Six years after the remains of Richard III were found beneath a car park in Leicester, and three-and-a-half after the Archbishop of Canterbury presided over his reinterment in the nearby cathedral, a new portrait seeks to further adjust his standing.
In particular, the work by the Danish artist Anne Gyrite Schütte, produced from a forensic reconstruction of the King’s exhumed skull, might set Shakespeare straight about the ’”poisonous bunch-backed toad” of whom he wrote, a limping hunchback with a withered arm.
In reality, Richard lurched more towards the modern archetype of a “surfer dude” than a hideous misfit, a historian said.
Steve Beer, who previously worked in Westminster Abbey and the Royal Museums at Greenwich, and who now owns a gallery in the West Country dedicated to medieval art, commissioned the portrait for an event next month which he says will “radically overturn” the conventional view of the monarch who reigned for two years from 1483 and is usually portrayed as a scheming, murderous villain.
“Richard III has been demonised by generations of historians, artists and playwrights as the sinister, physically misshapen figure who murdered his nephews,” he said.
“He was portrayed by Laurence Olivier in his film adaptation of the Shakespeare play, as an almost pantomime villain.

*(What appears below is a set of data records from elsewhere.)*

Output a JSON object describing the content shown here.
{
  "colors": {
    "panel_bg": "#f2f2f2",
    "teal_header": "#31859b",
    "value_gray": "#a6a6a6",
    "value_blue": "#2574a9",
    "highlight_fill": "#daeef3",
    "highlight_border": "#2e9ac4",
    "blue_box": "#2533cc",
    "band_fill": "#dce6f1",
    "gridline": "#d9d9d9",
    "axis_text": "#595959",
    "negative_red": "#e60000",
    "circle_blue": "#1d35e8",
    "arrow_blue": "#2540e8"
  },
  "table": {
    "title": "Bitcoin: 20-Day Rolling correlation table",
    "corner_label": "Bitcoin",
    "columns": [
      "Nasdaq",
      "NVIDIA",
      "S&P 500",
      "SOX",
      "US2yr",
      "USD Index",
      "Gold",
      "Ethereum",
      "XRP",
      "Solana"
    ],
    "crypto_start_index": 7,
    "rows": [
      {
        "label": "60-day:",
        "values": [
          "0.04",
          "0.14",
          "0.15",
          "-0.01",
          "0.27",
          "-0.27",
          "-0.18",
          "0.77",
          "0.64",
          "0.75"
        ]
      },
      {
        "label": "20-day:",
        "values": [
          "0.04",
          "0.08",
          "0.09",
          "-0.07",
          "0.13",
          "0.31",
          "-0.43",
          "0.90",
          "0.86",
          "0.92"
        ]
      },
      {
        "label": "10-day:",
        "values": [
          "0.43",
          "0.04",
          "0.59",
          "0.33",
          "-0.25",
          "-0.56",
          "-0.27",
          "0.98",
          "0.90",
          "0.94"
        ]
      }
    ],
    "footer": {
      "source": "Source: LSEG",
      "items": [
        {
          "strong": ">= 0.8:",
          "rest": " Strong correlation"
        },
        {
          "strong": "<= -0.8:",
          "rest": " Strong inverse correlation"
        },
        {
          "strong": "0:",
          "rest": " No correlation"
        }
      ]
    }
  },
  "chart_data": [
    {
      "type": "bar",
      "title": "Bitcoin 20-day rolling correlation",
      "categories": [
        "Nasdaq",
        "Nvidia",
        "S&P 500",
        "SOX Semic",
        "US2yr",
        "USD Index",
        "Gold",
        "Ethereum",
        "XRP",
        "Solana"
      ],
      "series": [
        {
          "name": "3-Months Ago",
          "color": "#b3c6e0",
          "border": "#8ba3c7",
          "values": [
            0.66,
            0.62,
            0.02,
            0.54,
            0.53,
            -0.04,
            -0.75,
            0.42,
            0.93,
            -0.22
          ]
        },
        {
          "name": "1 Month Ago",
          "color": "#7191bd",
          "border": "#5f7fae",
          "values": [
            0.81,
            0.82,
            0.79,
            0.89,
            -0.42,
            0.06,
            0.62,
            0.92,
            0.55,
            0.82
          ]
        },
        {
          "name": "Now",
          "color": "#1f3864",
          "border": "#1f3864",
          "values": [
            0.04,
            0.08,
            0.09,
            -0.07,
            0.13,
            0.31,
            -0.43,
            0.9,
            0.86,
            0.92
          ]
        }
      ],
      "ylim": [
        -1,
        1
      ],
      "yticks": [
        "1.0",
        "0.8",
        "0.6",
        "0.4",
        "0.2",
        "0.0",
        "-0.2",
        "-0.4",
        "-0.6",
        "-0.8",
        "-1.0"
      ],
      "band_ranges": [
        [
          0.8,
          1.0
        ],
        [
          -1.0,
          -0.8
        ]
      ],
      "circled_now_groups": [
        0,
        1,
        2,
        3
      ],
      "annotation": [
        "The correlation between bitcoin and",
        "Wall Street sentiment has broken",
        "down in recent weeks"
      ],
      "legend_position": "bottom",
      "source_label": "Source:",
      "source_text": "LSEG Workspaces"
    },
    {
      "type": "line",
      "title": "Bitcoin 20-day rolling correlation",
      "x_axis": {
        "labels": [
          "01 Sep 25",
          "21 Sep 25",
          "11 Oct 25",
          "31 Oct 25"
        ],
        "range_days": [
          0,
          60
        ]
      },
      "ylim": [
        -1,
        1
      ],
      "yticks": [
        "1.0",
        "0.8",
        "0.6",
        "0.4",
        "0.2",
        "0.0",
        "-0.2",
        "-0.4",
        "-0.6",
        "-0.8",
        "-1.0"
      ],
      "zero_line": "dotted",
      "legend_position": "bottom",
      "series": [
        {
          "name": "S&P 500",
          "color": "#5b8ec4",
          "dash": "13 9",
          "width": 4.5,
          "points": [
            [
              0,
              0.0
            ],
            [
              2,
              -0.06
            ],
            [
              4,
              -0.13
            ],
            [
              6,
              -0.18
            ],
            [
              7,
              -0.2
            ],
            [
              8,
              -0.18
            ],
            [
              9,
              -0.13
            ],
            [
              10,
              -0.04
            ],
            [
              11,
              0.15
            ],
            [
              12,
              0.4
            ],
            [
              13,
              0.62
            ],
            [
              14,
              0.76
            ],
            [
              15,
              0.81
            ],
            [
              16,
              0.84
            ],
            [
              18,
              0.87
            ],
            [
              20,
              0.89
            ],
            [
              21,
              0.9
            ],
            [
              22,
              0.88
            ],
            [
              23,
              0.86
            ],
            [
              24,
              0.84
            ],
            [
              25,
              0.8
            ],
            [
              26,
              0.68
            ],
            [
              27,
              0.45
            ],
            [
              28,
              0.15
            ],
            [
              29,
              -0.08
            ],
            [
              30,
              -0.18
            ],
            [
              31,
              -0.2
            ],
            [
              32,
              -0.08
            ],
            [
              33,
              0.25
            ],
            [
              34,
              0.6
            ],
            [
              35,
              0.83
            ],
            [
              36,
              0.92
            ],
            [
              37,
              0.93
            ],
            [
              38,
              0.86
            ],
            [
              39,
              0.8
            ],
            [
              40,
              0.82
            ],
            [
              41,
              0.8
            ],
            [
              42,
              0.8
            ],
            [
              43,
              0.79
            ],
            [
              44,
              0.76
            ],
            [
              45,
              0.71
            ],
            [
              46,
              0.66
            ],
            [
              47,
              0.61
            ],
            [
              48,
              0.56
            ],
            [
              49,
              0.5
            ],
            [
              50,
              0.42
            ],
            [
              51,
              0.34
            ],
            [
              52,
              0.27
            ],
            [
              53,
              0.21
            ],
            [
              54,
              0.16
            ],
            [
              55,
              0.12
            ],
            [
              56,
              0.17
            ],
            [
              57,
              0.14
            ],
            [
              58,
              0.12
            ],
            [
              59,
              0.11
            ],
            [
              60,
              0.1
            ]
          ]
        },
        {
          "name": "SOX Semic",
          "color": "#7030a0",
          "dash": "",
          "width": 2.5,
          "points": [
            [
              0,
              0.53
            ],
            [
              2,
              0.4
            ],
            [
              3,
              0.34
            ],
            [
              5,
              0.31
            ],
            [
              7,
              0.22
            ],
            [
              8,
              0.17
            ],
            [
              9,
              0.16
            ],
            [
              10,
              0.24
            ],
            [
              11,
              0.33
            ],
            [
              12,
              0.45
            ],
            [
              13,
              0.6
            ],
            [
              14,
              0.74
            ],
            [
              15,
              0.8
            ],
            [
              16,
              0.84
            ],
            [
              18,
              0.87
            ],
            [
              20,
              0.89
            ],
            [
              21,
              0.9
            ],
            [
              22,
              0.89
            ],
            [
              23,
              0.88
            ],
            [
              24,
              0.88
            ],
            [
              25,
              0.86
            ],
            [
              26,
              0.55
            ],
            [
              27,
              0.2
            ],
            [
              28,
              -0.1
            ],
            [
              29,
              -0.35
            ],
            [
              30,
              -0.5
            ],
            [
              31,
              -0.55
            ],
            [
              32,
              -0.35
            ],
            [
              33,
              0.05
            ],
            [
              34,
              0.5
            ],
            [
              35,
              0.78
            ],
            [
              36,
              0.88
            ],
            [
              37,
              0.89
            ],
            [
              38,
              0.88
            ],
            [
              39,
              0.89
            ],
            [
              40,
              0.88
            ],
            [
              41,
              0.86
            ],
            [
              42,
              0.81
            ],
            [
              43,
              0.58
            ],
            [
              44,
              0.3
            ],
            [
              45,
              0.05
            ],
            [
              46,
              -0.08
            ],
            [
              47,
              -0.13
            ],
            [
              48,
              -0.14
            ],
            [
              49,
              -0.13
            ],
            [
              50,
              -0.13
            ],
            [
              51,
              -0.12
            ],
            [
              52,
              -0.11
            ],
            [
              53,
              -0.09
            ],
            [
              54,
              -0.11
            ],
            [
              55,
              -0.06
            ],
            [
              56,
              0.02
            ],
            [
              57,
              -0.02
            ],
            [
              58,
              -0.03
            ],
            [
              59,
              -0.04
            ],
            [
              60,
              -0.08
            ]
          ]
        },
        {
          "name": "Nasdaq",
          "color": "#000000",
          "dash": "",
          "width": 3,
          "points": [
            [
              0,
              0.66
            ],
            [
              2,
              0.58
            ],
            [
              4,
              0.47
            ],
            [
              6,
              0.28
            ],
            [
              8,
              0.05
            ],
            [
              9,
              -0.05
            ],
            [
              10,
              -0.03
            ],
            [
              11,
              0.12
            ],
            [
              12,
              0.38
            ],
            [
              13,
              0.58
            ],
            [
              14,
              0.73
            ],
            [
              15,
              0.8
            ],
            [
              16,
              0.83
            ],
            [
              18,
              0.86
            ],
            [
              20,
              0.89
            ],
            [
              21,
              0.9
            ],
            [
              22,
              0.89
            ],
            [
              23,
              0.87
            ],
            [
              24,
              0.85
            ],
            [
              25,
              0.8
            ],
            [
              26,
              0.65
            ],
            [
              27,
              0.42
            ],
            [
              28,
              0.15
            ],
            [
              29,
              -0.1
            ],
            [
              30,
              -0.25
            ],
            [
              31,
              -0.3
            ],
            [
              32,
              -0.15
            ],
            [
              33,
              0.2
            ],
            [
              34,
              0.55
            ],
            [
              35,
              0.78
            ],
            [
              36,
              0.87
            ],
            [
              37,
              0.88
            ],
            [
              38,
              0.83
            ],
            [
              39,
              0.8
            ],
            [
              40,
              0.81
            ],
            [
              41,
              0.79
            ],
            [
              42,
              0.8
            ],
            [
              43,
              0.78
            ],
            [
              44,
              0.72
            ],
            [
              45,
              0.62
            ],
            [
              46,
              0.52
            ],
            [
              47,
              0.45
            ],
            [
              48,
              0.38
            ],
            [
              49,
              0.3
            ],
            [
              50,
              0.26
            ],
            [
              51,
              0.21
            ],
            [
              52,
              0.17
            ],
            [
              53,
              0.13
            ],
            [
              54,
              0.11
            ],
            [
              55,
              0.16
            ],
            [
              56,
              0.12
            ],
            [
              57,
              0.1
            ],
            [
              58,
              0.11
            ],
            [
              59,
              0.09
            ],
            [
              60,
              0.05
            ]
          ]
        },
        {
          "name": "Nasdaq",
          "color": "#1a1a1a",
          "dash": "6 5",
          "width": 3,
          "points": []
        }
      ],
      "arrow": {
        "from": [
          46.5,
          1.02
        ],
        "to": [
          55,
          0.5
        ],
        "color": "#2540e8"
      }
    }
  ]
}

“But since the discovery of his physical remains, historians and scientists have been able to refute at least a part of the legend inherited from Shakespeare and the Tudors.”
Mr Beer, whose Medieval Gallery in Dunster, Somerset, will host the artwork’s unveiling and a series of talks by other historians, added: “This is about a group of experts getting together and trying to reform Richard’s image. They are all committed and they are all empirical in their evidence.
“Rarely has this critical period of English history been so vividly brought to life .”
Comparing the former King to a handsome “surfer dude”, he said the event would “examine Richard’s role as Lord Protector and consider if his image as a murderer is really justified”.
Richard had bestowed the title upon himself, after wrestling power from his nephew in 1483. It allowed him to run the government.
He also set in train other plans to usurp the crown. The 12-year-old Edward V and his younger brother, Richard, were imprisoned in the Tower of London where they spent the rest of their days. But he still had to fight for the crown, and in 1485 at the Battle of Bosworth near Leicester, he was defeated by the future Henry VII.
Mr Beer is not the first to allude to Richard’s handsomeness. The 2013 reconstruction of his skull – based on computer-generated layers of muscle and skin, rather than portraits dating from after his death – prompted Philippa Langley of the Richard III Society, one of the driving forces behind the search his body, to say: “It doesn’t look like the face of a tyrant. He’s very handsome.”